Unfortunately, patients with BM are frequently excluded from prospective clinical trials in RCC and exhibit poor overall survival, making outcomes particularly difficult to assess in this population. Furthermore, since local control with neurosurgical resection of BM is limited to selected patients, molecular studies characterizing BM from RCC are scarce, largely due to limited availability of tumor tissue from BM.
What are the current options for RCC patients with brain metastases?
Evidence regarding the efficacy of systemic therapies in treating BM arising from RCC is conflicting, although emerging data has supported the use of the angiogenic inhibitor cabozantinib and combination immune checkpoint inhibitor therapies such as ipilimumab and nivolumab. Aside from being able to directly treat tumor clones colonizing the brain, therapies would also need to surmount the blood-brain barrier in order to be effective against BM. Traditionally, whole brain radiotherapy was employed to treat BM, with limited effectiveness. Local control with neurosurgical resection or stereotactic radiosurgery is limited to selected patients, and many may develop new sites of intracranial disease or succumb to progression of extracranial disease.

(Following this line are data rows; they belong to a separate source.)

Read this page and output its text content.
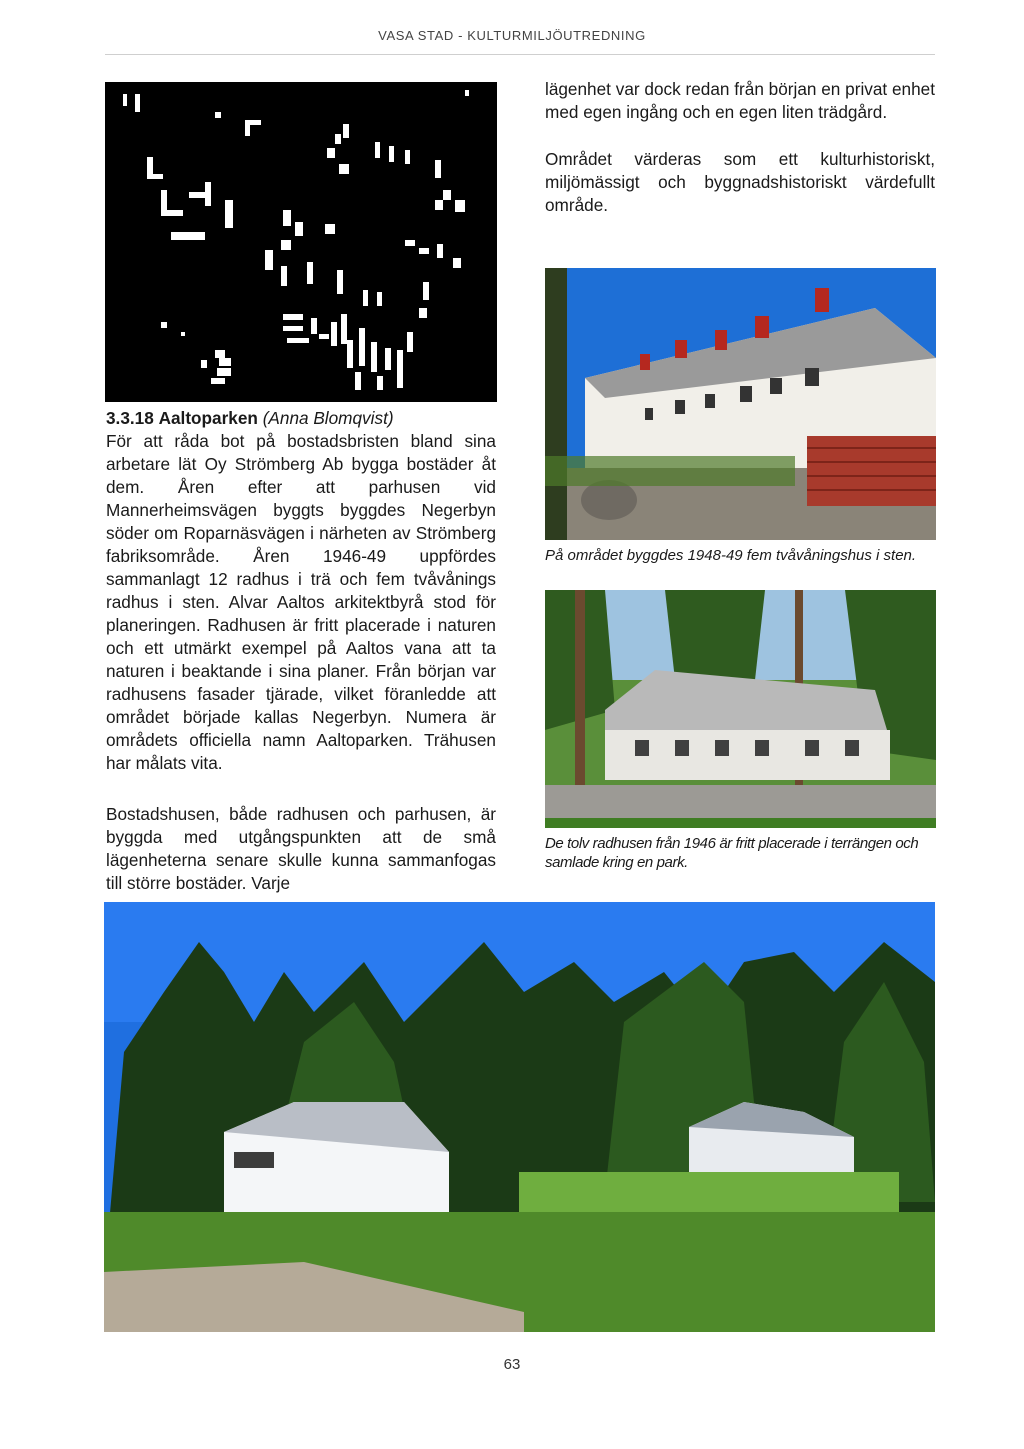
VASA STAD - KULTURMILJÖUTREDNING

3.3.18 Aaltoparken (Anna Blomqvist)

För att råda bot på bostadsbristen bland sina arbetare lät Oy Strömberg Ab bygga bostäder åt dem. Åren efter att parhusen vid Mannerheimsvägen byggts byggdes Negerbyn söder om Roparnäsvägen i närheten av Strömberg fabriksområde. Åren 1946-49 uppfördes sammanlagt 12 radhus i trä och fem tvåvånings radhus i sten. Alvar Aaltos arkitektbyrå stod för planeringen. Radhusen är fritt placerade i naturen och ett utmärkt exempel på Aaltos vana att ta naturen i beaktande i sina planer. Från början var radhusens fasader tjärade, vilket föranledde att området började kallas Negerbyn. Numera är områdets officiella namn Aaltoparken. Trähusen har målats vita.

Bostadshusen, både radhusen och parhusen, är byggda med utgångspunkten att de små lägenheterna senare skulle kunna sammanfogas till större bostäder. Varje

lägenhet var dock redan från början en privat enhet med egen ingång och en egen liten trädgård.

Området värderas som ett kulturhistoriskt, miljömässigt och byggnadshistoriskt värdefullt område.

På området byggdes 1948-49 fem tvåvåningshus i sten.

De tolv radhusen från 1946 är fritt placerade i terrängen och samlade kring en park.

63
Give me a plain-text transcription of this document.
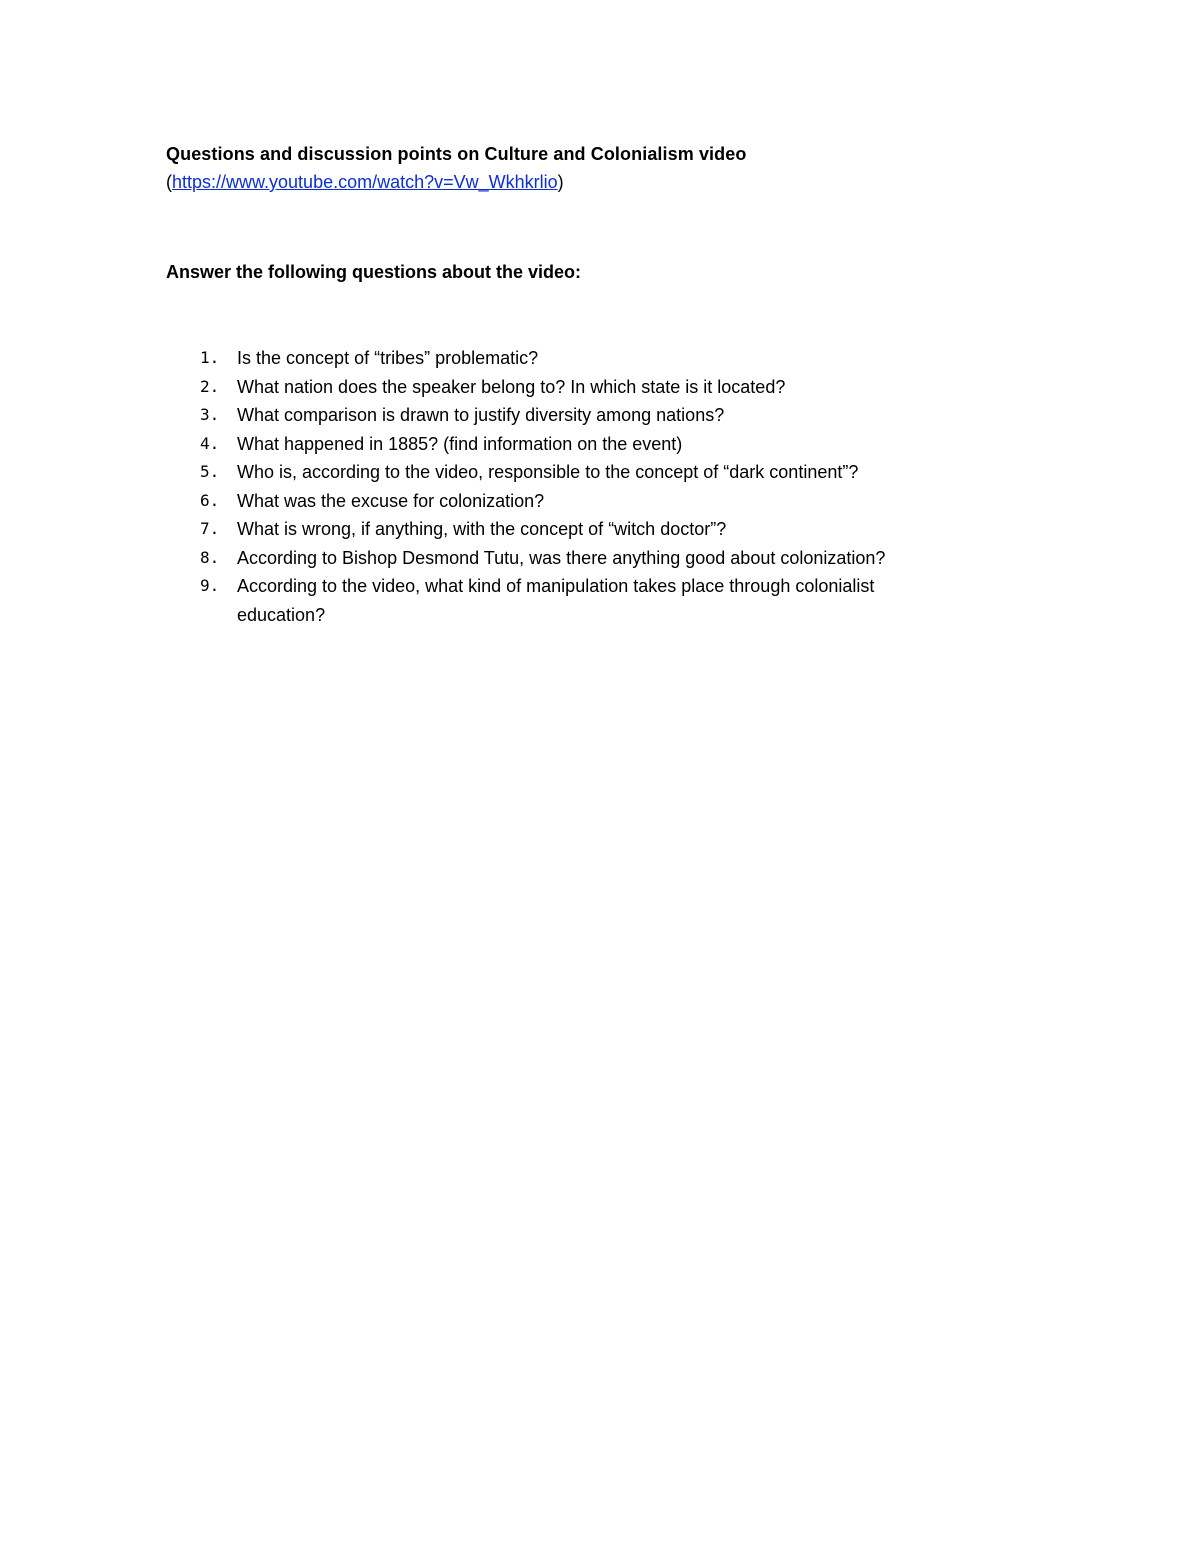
Questions and discussion points on Culture and Colonialism video

(https://www.youtube.com/watch?v=Vw_Wkhkrlio)

Answer the following questions about the video:

1. Is the concept of “tribes” problematic?
2. What nation does the speaker belong to? In which state is it located?
3. What comparison is drawn to justify diversity among nations?
4. What happened in 1885? (find information on the event)
5. Who is, according to the video, responsible to the concept of “dark continent”?
6. What was the excuse for colonization?
7. What is wrong, if anything, with the concept of “witch doctor”?
8. According to Bishop Desmond Tutu, was there anything good about colonization?
9. According to the video, what kind of manipulation takes place through colonialist education?
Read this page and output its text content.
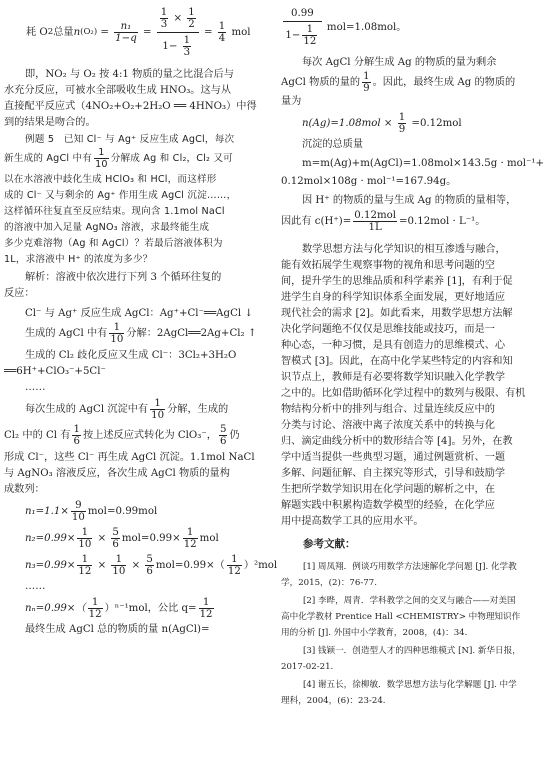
耗 O 2 总量 n $(O_2) = \frac{\text{n₁}}{1-q} = \frac{\frac{1}{3} \times \frac{1}{2}}{1- \frac{1}{3}} = \frac{1}{4}$ mol
即，NO₂ 与 O₂ 按 4:1 物质的量之比混合后与
水充分反应，可被水全部吸收生成 HNO₃。这与从
直接配平反应式（4NO₂+O₂+2H₂O ══ 4HNO₃）中得
到的结果是吻合的。
例题 5　已知 Cl⁻ 与 Ag⁺ 反应生成 AgCl，每次
新生成的 AgCl 中有 $\frac{1}{10}$ 分解成 Ag 和 Cl₂，Cl₂ 又可
以在水溶液中歧化生成 HClO₃ 和 HCl，而这样形
成的 Cl⁻ 又与剩余的 Ag⁺ 作用生成 AgCl 沉淀……，
这样循环往复直至反应结束。现向含 1.1mol NaCl
的溶液中加入足量 AgNO₃ 溶液，求最终能生成
多少克难溶物（Ag 和 AgCl）？若最后溶液体积为
1L，求溶液中 H⁺ 的浓度为多少？
解析：溶液中依次进行下列 3 个循环往复的
反应：
Cl⁻ 与 Ag⁺ 反应生成 AgCl：Ag⁺+Cl⁻══AgCl ↓
生成的 AgCl 中有 $\frac{1}{10}$ 分解：2AgCl══2Ag+Cl₂ ↑
生成的 Cl₂ 歧化反应又生成 Cl⁻：3Cl₂+3H₂O
══6H⁺+ClO₃⁻+5Cl⁻
……
每次生成的 AgCl 沉淀中有 $\frac{1}{10}$ 分解，生成的
Cl₂ 中的 Cl 有 $\frac{1}{6}$ 按上述反应式转化为 ClO₃⁻， $\frac{5}{6}$ 仍
形成 Cl⁻，这些 Cl⁻ 再生成 AgCl 沉淀。1.1mol NaCl
与 AgNO₃ 溶液反应，各次生成 AgCl 物质的量构
成数列：
$n_1=1.1\times \frac{9}{10} mol=0.99mol$
$n_2=0.99\times \frac{1}{10} \times \frac{5}{6} mol=0.99\times \frac{1}{12}$ mol
$n_3=0.99\times \frac{1}{12} \times \frac{1}{10} \times \frac{5}{6} mol=0.99\times( \frac{1}{12} )^2mol$
……
$n_n=0.99\times( \frac{1}{12} )^{n-1}mol$，公比 $q= \frac{1}{12}$
最终生成 AgCl 总的物质的量 n(AgCl)=
$\frac{0.99}{1- \frac{1}{12}} mol=1.08mol$。
每次 AgCl 分解生成 Ag 的物质的量为剩余
AgCl 物质的量的 $\frac{1}{9}$ 。因此，最终生成 Ag 的物质的
量为
$n(Ag)=1.08mol \times \frac{1}{9} =0.12mol$
沉淀的总质量
m=m(Ag)+m(AgCl)=1.08mol×143.5g · mol⁻¹+
0.12mol×108g · mol⁻¹=167.94g。
因 H⁺ 的物质的量与生成 Ag 的物质的量相等，
因此有 $c(H^+)= \frac{\text{0.12mol}}{1L} =0.12mol \cdot L^{-1}$。
数学思想方法与化学知识的相互渗透与融合，
能有效拓展学生观察事物的视角和思考问题的空
间，提升学生的思维品质和科学素养 [1]，有利于促
进学生自身的科学知识体系全面发展，更好地适应
现代社会的需求 [2]。如此看来，用数学思想方法解
决化学问题绝不仅仅是思维技能或技巧，而是一
种心态，一种习惯，是具有创造力的思维模式、心
智模式 [3]。因此，在高中化学某些特定的内容和知
识节点上，教师是有必要将数学知识融入化学教学
之中的。比如借助循环化学过程中的数列与极限、有机
物结构分析中的排列与组合、过量连续反应中的
分类与讨论、溶液中离子浓度关系中的转换与化
归、滴定曲线分析中的数形结合等 [4]。另外，在教
学中适当提供一些典型习题，通过例题赏析、一题
多解、问题征解、自主探究等形式，引导和鼓励学
生把所学数学知识用在化学问题的解析之中，在
解题实践中积累构造数学模型的经验，在化学应
用中提高数学工具的应用水平。
参考文献：
[1] 周凤翔．例谈巧用数学方法速解化学问题 [J]. 化学教
学，2015，(2)：76-77.
[2] 李晔，周青．学科教学之间的交叉与融合——对美国
高中化学教材 Prentice Hall <CHEMISTRY> 中物理知识作
用的分析 [J]. 外国中小学教育，2008，(4)：34.
[3] 钱颖一．创造型人才的四种思维模式 [N]. 新华日报，
2017-02-21.
[4] 谢五长，徐柳敏．数学思想方法与化学解题 [J]. 中学
理科，2004，(6)：23-24.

We are uniquely positioned to address these needs, as we have a robust, clinicopathologically-annotated institutional cohort of patients who underwent surgical resection of at least one BM with corresponding tissue available for correlative analyses. By studying the molecular underpinnings of BM, our study may help guide future biomarker discovery in bodily fluids to help monitor response to treatment in patients with BM. Furthermore, by uncovering biological clues in BM tumors, we hope our findings may help guide clinicians decide which treatment(s) to select for patients with BM.
What motivates you?
As a surgeon-scientist, my motivation comes directly from my patients. The ability to treat cancer in the operating room provides an instant gratification that helps patients on an individual level. The ability to then study their tissue in the laboratory provides a unique opportunity to tackle pressing clinical and research needs in kidney cancer and give back to patients on a broader scale. This is made possible only through collaboration with a talented, multidisciplinary team. Clinically, I strive to provide personalized and compassionate care to my patients by integrating cutting-edge technologies and multidisciplinary approaches to treatment. My overarching goal is to help scientific discoveries in the laboratory materialize for patients with cancer in the clinic.
What else do you want others to know about you or your work?
As the Director of Translational Research in Genitourinary Oncology and the Kidney Cancer Program at Johns Hopkins, I hope to undertake a comprehensive approach to address the complete spectrum of kidney cancer. My translational research interests include studying the biology of kidney cancer on a molecular level, focusing on prognostication in localized and advanced disease, identifying diagnostic and therapeutic targets, understanding mechanisms of therapeutic resistance, and designing multidisciplinary clinical trials to reduce morbidity, personalize treatment, and improve outcomes in patients. Through our rapidly expanding Kidney Cancer Program, we are fortunate to have established numerous collaborations with investigators both internally and externally to span immuno-oncology, biomarker discovery, molecular imaging, novel therapeutics, stereotactic radiation, and engineering. I am immensely grateful and indebted to the Kidney Cancer Association for its generous support in advancing our team’s research efforts. I am excited to embark on our next project and hope to pay the investment forward!